Remember, some wants can masquerade as needs, especially when it comes to tech or convenience. The line can get blurry when gadgets or services provide perceived value that’s hard to let go of.
An important reminder: Even small, habitual spending on wants, such as a $6 coffee every day, can quickly add up. Over a month, that’s $180, which could have been spent elsewhere on more important financial priorities.
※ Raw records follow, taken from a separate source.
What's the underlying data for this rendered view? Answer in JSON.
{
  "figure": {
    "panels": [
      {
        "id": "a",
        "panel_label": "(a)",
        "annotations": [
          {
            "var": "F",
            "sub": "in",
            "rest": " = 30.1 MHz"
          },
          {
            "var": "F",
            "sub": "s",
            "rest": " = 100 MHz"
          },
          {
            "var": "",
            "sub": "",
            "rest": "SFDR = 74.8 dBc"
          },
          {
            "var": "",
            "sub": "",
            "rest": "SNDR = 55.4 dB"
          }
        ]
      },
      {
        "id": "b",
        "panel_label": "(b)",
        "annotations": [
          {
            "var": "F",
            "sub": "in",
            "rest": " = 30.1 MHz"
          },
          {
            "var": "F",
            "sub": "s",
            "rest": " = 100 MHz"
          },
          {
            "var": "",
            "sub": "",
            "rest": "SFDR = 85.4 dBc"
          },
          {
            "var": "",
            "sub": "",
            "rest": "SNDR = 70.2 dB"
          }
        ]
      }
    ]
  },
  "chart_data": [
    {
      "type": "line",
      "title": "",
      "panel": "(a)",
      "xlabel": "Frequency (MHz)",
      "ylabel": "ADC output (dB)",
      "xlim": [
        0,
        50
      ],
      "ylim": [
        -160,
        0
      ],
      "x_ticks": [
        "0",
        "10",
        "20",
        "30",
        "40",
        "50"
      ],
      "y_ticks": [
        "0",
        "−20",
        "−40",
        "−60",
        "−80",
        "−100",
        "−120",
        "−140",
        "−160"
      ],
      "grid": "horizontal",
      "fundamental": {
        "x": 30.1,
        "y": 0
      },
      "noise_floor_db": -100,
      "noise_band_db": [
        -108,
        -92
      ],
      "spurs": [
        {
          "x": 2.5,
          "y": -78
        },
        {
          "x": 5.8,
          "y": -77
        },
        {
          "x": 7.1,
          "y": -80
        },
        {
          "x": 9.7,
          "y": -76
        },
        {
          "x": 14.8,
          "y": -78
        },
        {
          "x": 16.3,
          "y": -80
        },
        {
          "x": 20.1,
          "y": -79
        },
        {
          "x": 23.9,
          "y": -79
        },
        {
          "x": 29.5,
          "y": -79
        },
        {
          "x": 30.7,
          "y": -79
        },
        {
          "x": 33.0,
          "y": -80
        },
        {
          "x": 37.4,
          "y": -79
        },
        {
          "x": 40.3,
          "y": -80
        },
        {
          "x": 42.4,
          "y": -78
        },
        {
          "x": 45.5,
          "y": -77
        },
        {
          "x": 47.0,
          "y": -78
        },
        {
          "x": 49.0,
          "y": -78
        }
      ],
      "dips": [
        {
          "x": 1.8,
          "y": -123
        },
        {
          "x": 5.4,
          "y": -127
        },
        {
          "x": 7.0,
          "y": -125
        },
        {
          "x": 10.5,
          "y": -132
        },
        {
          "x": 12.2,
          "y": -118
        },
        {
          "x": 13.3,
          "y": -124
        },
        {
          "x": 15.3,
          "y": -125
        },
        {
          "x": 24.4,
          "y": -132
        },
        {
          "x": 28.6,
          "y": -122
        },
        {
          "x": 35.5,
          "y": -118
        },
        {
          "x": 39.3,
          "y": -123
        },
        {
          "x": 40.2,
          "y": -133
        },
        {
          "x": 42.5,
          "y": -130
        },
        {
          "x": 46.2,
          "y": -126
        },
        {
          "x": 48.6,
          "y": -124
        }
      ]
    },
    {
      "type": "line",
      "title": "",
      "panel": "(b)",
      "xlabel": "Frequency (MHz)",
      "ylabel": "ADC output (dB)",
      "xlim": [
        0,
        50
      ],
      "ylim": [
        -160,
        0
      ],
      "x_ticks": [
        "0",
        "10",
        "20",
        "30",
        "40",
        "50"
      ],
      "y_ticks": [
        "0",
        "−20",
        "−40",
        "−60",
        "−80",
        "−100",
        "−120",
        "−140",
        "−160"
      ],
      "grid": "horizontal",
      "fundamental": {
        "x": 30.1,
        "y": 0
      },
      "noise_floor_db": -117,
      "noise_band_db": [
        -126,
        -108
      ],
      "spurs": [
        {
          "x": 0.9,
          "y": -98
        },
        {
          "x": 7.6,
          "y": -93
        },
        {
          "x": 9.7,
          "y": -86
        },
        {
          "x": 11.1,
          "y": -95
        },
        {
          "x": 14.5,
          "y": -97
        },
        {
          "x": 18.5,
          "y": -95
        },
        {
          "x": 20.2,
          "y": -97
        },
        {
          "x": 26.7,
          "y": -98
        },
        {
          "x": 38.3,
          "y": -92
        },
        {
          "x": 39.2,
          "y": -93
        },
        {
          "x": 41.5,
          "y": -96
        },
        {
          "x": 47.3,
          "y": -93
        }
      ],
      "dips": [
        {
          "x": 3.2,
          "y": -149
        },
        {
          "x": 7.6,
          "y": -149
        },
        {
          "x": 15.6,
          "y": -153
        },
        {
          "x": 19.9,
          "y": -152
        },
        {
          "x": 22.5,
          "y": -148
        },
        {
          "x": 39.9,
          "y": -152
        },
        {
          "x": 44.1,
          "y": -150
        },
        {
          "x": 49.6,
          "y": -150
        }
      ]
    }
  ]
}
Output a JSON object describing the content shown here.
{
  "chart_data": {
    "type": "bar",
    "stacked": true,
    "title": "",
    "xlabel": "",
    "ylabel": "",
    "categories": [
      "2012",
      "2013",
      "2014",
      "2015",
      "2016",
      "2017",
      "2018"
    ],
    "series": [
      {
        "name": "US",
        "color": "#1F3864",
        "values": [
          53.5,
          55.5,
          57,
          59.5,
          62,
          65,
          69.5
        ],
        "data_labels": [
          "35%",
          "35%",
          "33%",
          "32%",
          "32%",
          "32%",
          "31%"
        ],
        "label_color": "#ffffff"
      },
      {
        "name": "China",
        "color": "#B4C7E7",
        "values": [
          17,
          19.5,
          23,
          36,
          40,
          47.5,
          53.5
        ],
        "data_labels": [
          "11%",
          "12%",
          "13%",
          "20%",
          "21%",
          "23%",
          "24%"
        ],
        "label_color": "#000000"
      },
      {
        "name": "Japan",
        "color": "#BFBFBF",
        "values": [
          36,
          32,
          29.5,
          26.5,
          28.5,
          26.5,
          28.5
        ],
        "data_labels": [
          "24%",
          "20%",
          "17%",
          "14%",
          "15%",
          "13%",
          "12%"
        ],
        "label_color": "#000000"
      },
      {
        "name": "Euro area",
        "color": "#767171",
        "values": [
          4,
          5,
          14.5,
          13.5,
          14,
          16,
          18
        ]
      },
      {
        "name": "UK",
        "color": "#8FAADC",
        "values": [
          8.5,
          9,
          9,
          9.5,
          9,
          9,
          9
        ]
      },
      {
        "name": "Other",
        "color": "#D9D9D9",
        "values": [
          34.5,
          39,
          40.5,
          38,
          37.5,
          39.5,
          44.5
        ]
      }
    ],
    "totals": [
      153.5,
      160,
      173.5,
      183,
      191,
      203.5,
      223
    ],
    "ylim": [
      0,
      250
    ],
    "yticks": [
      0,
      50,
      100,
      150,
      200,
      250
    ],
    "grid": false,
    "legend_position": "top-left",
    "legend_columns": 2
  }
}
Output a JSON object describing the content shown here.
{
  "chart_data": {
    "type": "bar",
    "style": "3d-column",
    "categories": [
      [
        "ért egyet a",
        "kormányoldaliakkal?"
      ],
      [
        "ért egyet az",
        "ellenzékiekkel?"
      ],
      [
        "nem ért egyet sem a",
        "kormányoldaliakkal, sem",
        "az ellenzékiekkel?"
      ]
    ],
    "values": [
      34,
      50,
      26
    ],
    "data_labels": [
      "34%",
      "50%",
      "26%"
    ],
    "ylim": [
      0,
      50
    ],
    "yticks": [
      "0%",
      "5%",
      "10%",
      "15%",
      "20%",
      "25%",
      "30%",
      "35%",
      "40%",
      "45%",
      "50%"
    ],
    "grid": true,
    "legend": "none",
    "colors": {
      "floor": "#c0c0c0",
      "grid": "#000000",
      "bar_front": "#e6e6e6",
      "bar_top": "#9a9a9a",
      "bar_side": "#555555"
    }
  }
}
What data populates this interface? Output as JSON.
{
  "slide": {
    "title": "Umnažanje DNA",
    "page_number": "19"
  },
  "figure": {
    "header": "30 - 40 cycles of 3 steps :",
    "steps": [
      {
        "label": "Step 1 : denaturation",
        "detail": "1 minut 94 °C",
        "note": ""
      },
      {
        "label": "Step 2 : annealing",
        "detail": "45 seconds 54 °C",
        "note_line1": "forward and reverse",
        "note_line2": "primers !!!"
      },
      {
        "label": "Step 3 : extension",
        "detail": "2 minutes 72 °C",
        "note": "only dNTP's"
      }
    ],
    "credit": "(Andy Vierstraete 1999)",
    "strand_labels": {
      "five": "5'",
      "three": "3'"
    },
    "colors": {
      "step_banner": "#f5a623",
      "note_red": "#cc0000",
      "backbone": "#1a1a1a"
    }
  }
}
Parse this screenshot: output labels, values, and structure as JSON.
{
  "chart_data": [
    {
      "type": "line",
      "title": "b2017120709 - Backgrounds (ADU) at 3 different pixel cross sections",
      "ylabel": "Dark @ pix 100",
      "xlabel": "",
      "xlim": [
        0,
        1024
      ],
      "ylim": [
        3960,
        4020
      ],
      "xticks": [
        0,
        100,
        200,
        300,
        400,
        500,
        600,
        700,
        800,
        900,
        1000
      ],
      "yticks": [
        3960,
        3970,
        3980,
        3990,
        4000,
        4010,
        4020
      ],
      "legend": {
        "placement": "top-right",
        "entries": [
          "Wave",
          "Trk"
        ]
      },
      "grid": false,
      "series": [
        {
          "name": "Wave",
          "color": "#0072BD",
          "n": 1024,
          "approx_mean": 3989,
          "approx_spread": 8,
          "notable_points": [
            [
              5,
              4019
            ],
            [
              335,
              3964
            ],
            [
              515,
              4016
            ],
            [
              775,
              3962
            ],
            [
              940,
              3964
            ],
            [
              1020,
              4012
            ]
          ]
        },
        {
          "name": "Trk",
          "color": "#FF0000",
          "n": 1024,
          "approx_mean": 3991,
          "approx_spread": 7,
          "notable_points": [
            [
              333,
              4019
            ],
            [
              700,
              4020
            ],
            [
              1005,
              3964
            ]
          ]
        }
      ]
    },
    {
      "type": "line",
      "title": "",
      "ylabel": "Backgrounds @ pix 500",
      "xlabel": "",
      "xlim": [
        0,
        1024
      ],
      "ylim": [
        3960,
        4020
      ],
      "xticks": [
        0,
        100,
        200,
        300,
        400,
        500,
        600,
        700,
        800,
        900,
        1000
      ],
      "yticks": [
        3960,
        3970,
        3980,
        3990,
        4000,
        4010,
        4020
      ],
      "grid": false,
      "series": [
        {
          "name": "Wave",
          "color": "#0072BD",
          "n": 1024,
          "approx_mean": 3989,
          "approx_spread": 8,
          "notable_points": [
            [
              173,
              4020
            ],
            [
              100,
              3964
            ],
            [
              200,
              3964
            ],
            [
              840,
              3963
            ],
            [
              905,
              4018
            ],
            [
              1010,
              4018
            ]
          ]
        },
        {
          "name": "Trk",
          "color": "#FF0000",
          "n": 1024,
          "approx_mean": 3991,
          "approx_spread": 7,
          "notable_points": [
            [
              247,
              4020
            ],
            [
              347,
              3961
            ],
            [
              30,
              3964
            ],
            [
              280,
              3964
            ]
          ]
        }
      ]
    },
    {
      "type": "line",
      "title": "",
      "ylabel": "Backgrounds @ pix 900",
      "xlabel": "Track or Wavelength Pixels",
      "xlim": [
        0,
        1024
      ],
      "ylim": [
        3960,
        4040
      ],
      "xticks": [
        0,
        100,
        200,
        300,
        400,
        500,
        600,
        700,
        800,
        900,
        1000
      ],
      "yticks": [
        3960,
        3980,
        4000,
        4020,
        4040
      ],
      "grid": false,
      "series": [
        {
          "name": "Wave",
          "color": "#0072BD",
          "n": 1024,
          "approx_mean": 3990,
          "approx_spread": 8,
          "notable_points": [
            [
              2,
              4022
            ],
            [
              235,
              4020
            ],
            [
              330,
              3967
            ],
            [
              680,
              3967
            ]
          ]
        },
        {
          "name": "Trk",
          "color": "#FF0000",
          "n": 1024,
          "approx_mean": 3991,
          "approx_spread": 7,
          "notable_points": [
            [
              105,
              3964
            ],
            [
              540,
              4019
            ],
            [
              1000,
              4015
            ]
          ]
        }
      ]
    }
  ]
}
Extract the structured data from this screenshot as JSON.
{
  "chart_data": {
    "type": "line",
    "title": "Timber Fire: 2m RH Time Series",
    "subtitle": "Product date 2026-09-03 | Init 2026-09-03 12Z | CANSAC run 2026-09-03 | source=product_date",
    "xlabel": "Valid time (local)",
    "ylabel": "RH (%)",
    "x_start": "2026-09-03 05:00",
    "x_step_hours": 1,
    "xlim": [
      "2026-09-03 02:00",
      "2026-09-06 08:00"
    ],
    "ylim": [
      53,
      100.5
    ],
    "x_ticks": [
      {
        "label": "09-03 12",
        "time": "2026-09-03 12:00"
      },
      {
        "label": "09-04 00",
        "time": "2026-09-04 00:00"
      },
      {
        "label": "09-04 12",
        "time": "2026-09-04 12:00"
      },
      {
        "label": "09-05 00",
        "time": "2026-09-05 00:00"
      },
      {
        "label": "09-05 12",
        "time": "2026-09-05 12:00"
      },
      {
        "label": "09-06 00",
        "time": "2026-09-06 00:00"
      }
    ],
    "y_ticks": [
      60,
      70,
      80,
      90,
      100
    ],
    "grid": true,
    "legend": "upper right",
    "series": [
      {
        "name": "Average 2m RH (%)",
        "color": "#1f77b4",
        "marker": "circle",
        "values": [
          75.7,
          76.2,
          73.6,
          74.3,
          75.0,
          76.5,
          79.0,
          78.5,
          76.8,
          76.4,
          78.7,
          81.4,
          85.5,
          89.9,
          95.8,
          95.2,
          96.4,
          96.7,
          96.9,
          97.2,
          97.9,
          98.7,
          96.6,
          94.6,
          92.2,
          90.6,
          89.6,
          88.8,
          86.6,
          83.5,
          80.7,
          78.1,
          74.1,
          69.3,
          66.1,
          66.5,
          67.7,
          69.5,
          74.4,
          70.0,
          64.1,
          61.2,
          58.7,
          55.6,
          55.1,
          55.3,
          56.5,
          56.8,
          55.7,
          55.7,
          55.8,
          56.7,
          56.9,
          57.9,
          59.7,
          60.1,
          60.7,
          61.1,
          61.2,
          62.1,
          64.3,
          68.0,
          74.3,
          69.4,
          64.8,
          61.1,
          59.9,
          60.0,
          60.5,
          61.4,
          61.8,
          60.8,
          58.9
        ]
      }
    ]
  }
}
Budgeting for both your needs and wants
While managing your finances means ensuring your needs are covered, it’s equally important to balance both your needs and wants. This doesn’t mean eliminating wants entirely but being mindful of how much they impact your overall budget.
1. Create a list
Start by writing down all your monthly expenses. Use categories like rent, groceries, phone bills, subscriptions, shopping, dining out, etc. This will help you visualise where your money is going. You can use Google Sheets or apps like Seedly Budget Planner to organise everything.
It’s also a good idea to look at your past 3 months of bank or credit card statements to remind yourself of all your expenses. This can help jog your memory and give you a clearer picture of your spending habits.
2. Divide it up
Next, divide your expenses into needs and wants. Some items may fall into a grey area, like phone bills or having a second car. Consider the necessity and affordability—for instance, do you need that new phone every year, or can you wait another year before upgrading?
We recommend applying the "consequence test"—ask yourself: What happens if I cut this out? For example, if you cut your Spotify subscription, would you still be able to enjoy music?
3. Tally the numbers
Now, add up how much you’re spending on each category. Compare the total numbers with the 50/30/20 breakdown, where 50% should go to your needs, 30% should go to your wants, and 20% should go to savings or debt repayment.
So for example, if your spending on wants exceeds 30%, consider scaling back. This could mean switching from dine-in meals to hawker food or downgrading from Spotify Premium to the free version.
Managing both needs and wants in a balanced way isn’t just about cutting back—it’s about finding the right allocation to maintain a financially healthy lifestyle. By using the 50/30/20 rule and adjusting your habits, you’ll be well on your way to achieving both short-term comfort and long-term financial security.